Надо было другую хитрость выдумать. Начал выводить машину из строя. Дал ему список: того-то, мол, того-то нет. Пока они договорятся, денька два-три я дома поработаю. Или же гоним на текущий ремонт — целый месяц, раздолье мне. Думал: вот удовольствие.
Еще раз «цап» — смотрю, снизил мне в классности за частые поломки машины. Написал я жалобу в ГАИ. Ничего не помогло. Хитрый же был, говорю я. Очень хитрый. Хотя машину не понимал ни черта, но законы знал. А потом сказал: «живи как хочешь. Пока машина бегать не будет, не заплачу тебе». Дал отпуск без содержания.
Думал я, теплое место нашел, как-нибудь зимовку проведу здесь. Не дал, сволочь, пришлось рассчитаться… Потому что поработай я еще немножко с этим негодяем, остался бы без последних штанов.
А в совхозе хорошо: и в кармане ветер не играет, и домой не пустой возвращаешься… На новой машине, дай бог, еще лучше будет. Эх, не прошляпить бы ее!
Сегодня я проснулся очень рано, в палате стоял легкий холодный полумрак. Студент и «депутат» еще крепко спали, а мне почему-то спать совсем уже не хотелось. На душе было легко и свободно, точно в праздник. Захотелось вдруг посмотреть на небо. Я, сколько могу, запрокидываю назад голову, но вижу только карниз ниши окна. Я пробую чуть прогнуться в спине, сразу вижу край верхней рамы окна, а за ней серое раннее небо, но тут же чуть не вскрикиваю от боли и, словно ища от нее спасения, вытягиваюсь на кровати во весь рост. Кровать от толчка громко скрипит подо мной, а я закрываю глаза и до крови кусаю губы.
Через полчаса боль утихает, и я как-то сразу забываю о ней. На душе становится радостно оттого, что и сумел увидеть сегодня небо. Пусть оно серое, пусть я увидел его через больничное окно и только на мгновение, все равно я увидел небо.
В палате становится все светлее. Там, за закрытой дверью палаты, в коридоре, уже зашаркали ногами и мучительно закашляли «ранние» больные. Это обычно сморщенные, прокуренные насквозь старики. Может, конечно, и нет, но мне почему-то так кажется.

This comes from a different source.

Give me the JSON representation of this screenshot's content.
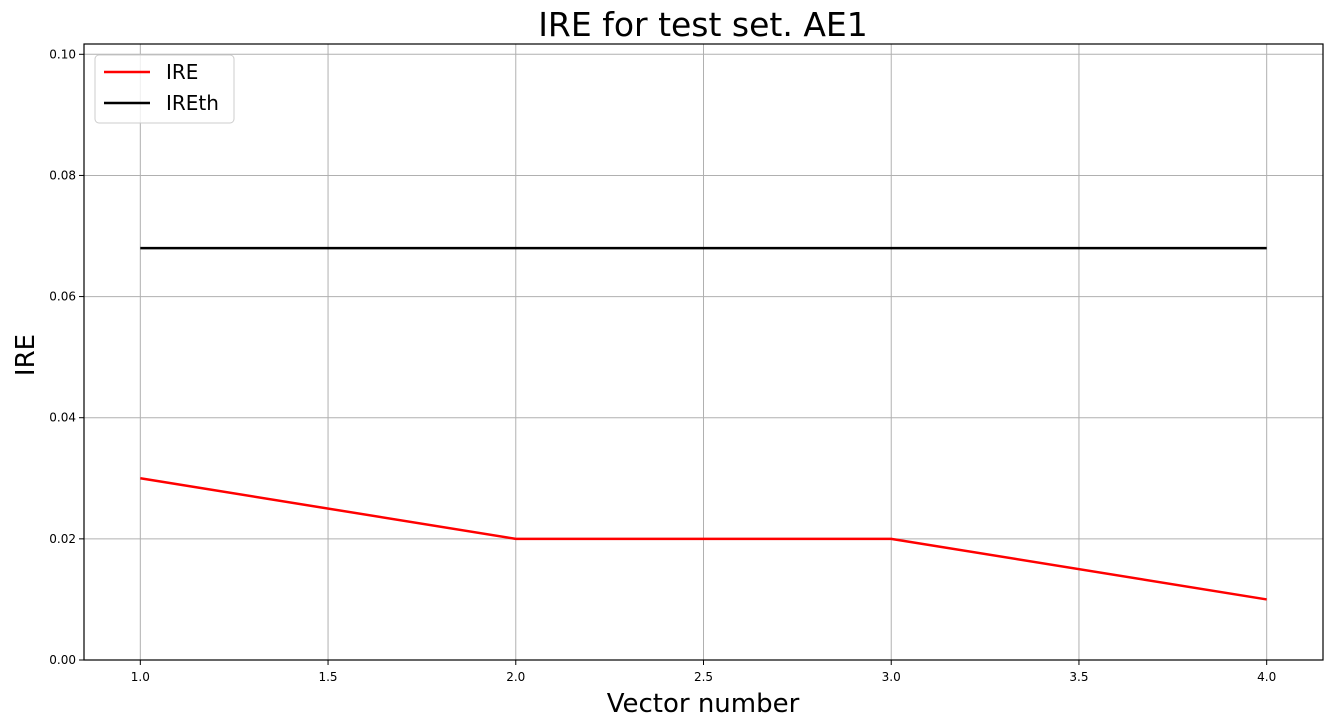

Я представляю себе этих старичков и улыбаюсь. Сегодня мне все время почему-то хочется улыбаться. Что же сегодня за день? Я напрягаю память и вдруг вспоминаю, что сегодня День выборов в местные Советы.
Несколько дней назад нас предупреждала об этом полная добродушная нянечка, и я поджидал этот день, совершенно искрение радуясь ему.
В последние годы я как-то совсем не замечал этого праздника, бегом торопился забежать на агитучасток и бегом проголосовать, чтобы не тратить на это времени, а здесь, в больнице, этот праздник вдруг вырос для меня во что-то большое, светлое, радостное. И сейчас я чувствую некоторое смущение, даже стыд оттого, что раньше этому дню не придавал особого значения.
Я представил вдруг себя мальчишкой, каким был всего десять лет назад, представил себя комсомольцем-активистом, представил себе этот праздник тогда, когда он казался мне, как и сегодня, чем-то необычайным, большим, светлым.